I'm looking for inverse of momentum operator in one dimensional problem.I have no idea to solve it!please help me!

hi ghazal-sh! Welcome to PF!

Thankyou for the PM.

Can you show us the whole problem?

 

[ghazal-sh]

Can you show us the whole problem?

thanks for your attention!:
the problem is just finding inverse of P!

 

[gabbagabbahey]

Start by considering the action of the momentum operator $P$ on an arbitrary wavefunction $\psi(x)$...What is that?

 

[ghazal-sh]

Start by considering the action of the momentum operator LaTeX Code: P on an arbitrary wavefunction LaTeX Code: \\psi(x) ...What is that?

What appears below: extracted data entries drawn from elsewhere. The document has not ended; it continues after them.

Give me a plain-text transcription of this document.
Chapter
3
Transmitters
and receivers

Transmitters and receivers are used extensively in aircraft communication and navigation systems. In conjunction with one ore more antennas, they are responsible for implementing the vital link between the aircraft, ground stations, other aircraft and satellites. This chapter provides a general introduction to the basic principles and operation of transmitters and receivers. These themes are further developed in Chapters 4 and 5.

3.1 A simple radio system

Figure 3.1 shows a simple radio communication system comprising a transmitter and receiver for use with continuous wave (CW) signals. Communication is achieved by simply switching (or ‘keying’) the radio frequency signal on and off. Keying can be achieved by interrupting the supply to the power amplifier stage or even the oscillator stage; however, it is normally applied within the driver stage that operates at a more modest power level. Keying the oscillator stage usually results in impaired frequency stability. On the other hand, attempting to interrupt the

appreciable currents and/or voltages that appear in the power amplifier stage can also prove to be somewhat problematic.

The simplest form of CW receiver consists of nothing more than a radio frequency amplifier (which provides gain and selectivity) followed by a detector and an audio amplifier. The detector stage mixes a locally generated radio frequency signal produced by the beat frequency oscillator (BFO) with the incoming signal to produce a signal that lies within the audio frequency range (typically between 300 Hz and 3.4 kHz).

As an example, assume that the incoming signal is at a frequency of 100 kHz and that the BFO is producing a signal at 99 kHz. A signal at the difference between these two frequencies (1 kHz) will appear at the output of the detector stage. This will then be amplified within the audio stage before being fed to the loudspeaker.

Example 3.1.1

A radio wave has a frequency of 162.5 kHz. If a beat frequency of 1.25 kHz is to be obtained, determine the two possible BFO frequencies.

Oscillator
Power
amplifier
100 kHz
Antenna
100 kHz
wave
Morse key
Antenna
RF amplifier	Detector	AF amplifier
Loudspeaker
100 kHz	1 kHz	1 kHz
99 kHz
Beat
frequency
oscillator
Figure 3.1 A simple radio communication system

thanks!how can you reach to 1/p with this approach?
of course I found the answer.start by calculating expectation value of 1/p in momentum space (so easy)and then use Fourier transform of the wave functions.after so simple calculation you can see that:1/p =integral of dx

 

[gabbagabbahey]

thanks!how can you reach to 1/p with this approach?
of course I found the answer.start by calculating expectation value of 1/p in momentum space (so easy)and then use Fourier transform of the wave functions.after so simple calculation you can see that:1/p =integral of dx

Well, the action of $P$ on $\psi(x)$ is of course just $P\psi(x)=-i\hbar \frac{d}{dx} \psi(x)$...what do you get when you multiply both sides of this equation by the inverse of P (from the left), $P^{-1}$?... compare that to the fundamental theorem of calculus and it should be apparent what $P^{-1}$ is.

P.S. using 1/p to represent the inverse is usually bad notation when dealing with operators.